“So many questions,” replied the Duke of Sussex, as representatives of the media shouted “Are you harming your family, Harry?” and “Are you putting money before family?” while he and the Duchess of Sussex attended a New York charity gala hosted by Alec Baldwin on Tuesday.
As Netflix prepares to stream Volume I of its Harry & Meghan tell-all docuseries on Thursday, two explosive pre-release trailers have already aired none-too-subtle hints at potential bombshells contained within the series, and provoked questions of their own.
Who is Harry accusing when he references “a hierarchy of the family … there’s leaking, but there’s also planting of stories”?
What pivotal moment are the couple remarking upon when Meghan snaps her fingers, saying “And then…”, and Harry completes the sentence saying: “everything changed”?
Harry’s reference to “The pain and suffering of women marrying into this family, this feeding frenzy” – and how, as he prepared to wed Meghan, he felt “terrified” and “didn’t want history to repeat itself” – is bound to provoke comparisons with the experience of his mother, Diana, Princess of Wales.
And then there is his ominous-sounding statement: “No one knows the full truth. We know the full truth.”
None of it appears to bode well for the Royals of Buckingham Palace, who, by remarkable coincidence, were out in glittering force, freighted with tiaras, at a white-tie diplomatic reception at the palace, just as the Sussexes were being feted at the black tie Ripple of Hope New York gala for their activism on racial justice and mental health.
The King, the Queen Consort and the Prince and Princess of Wales may have been all smiles in public, but it seems unlikely they are not braced for further provocative and damaging claims arising from the docuseries.
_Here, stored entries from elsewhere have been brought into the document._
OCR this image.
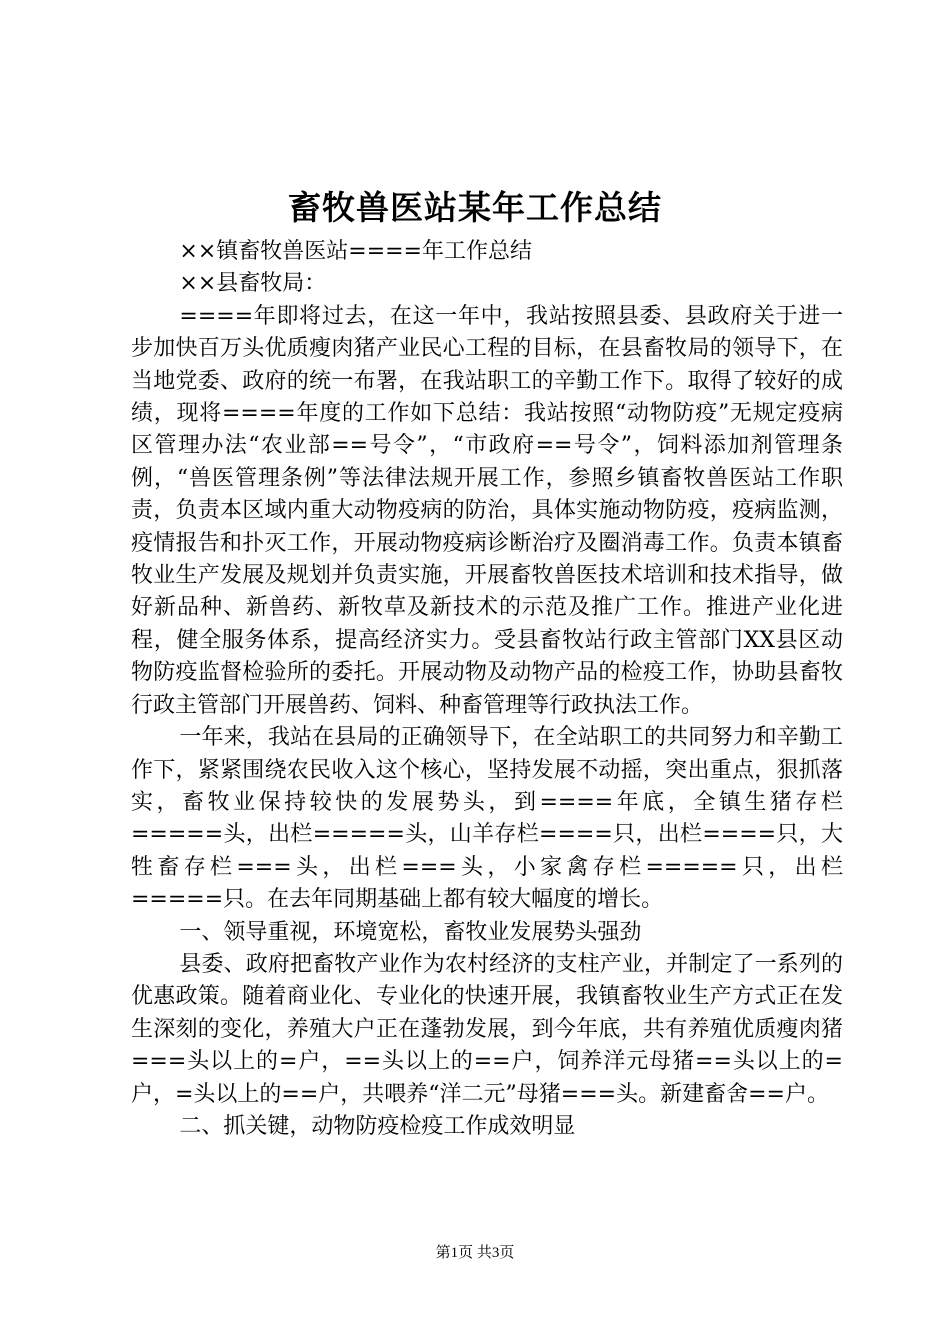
畜牧兽医站某年工作总结

××镇畜牧兽医站====年工作总结

××县畜牧局：

====年即将过去，在这一年中，我站按照县委、县政府关于进一步加快百万头优质瘦肉猪产业民心工程的目标，在县畜牧局的领导下，在当地党委、政府的统一布署，在我站职工的辛勤工作下。取得了较好的成绩，现将====年度的工作如下总结：我站按照“动物防疫”无规定疫病区管理办法“农业部==号令”，“市政府==号令”，饲料添加剂管理条例，“兽医管理条例”等法律法规开展工作，参照乡镇畜牧兽医站工作职责，负责本区域内重大动物疫病的防治，具体实施动物防疫，疫病监测，疫情报告和扑灭工作，开展动物疫病诊断治疗及圈消毒工作。负责本镇畜牧业生产发展及规划并负责实施，开展畜牧兽医技术培训和技术指导，做好新品种、新兽药、新牧草及新技术的示范及推广工作。推进产业化进程，健全服务体系，提高经济实力。受县畜牧站行政主管部门XX县区动物防疫监督检验所的委托。开展动物及动物产品的检疫工作，协助县畜牧行政主管部门开展兽药、饲料、种畜管理等行政执法工作。

一年来，我站在县局的正确领导下，在全站职工的共同努力和辛勤工作下，紧紧围绕农民收入这个核心，坚持发展不动摇，突出重点，狠抓落实，畜牧业保持较快的发展势头，到====年底，全镇生猪存栏=====头，出栏=====头，山羊存栏====只，出栏====只，大牲畜存栏===头，出栏===头，小家禽存栏=====只，出栏=====只。在去年同期基础上都有较大幅度的增长。

一、领导重视，环境宽松，畜牧业发展势头强劲

县委、政府把畜牧产业作为农村经济的支柱产业，并制定了一系列的优惠政策。随着商业化、专业化的快速开展，我镇畜牧业生产方式正在发生深刻的变化，养殖大户正在蓬勃发展，到今年底，共有养殖优质瘦肉猪===头以上的=户，==头以上的==户，饲养洋元母猪==头以上的=户，=头以上的==户，共喂养“洋二元”母猪===头。新建畜舍==户。

二、抓关键，动物防疫检疫工作成效明显

第1页 共3页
Judging from previous projects by Liz Garbus, the Oscar-nominated director behind the Netflix series, they would be foolish not to be nervous. Garbus is known for her critically acclaimed exposes and for documenting the stories of “survivors”, which is exactly how the Sussexes have defined themselves.
Her notable titles include The Farm: Angola; USA; Bobby Fischer Against the World; Love, Marilyn and the twice Academy Award-nominated What Happened, Miss Simone?, about the troubled life of jazz singer Nina Simone.
We do know that the docuseries, titled Harry & Meghan, will explore race, with tech entrepreneur Christopher Bouzy, of Bot Sentinel, explicitly saying in the trailer: “it’s about hatred, it’s about race.” But who or what is Meghan’s lawyer, Jenny Afia, alluding to when she tells the camera: “There was a war against Meghan to support other people’s agendas”?
The subject of media intrusion is a given, though the two one-minute trailers released so far have been criticised for using footage unrelated to the couple to illustrate this theme: a Katie Price court appearance; a Harry Potter film premiere; a clip of Donald Trump’s former lawyer, Michael Cohen, being pursued by media. Critics have also pointed out that images of a photographer on a balcony taking a picture of the couple with Archie down below appears to be of an accredited photographer standing in an agreed position during Harry and Meghan’s Cape Town visit with Archbishop Desmond Tutu, rather than some intrusive, unauthorised paparazzo.
In past interviews, Harry and Meghan have accused the royal family of failing to help her when she experienced suicidal thoughts, and also suggested that Archie was denied the title of prince because of his race, though protocol requires him to be the grandson of a sovereign, which he has only just become with the accession of Charles.
Audiences will have to wait to see if there is more to come on both these extremely sensitive subjects, or on Meghan’s estrangement from her father, Thomas Markle, and her half-siblings.
The first three episodes will stream on Netflix on 8 December, with Volume II, containing the final three episodes, streaming on 15 December.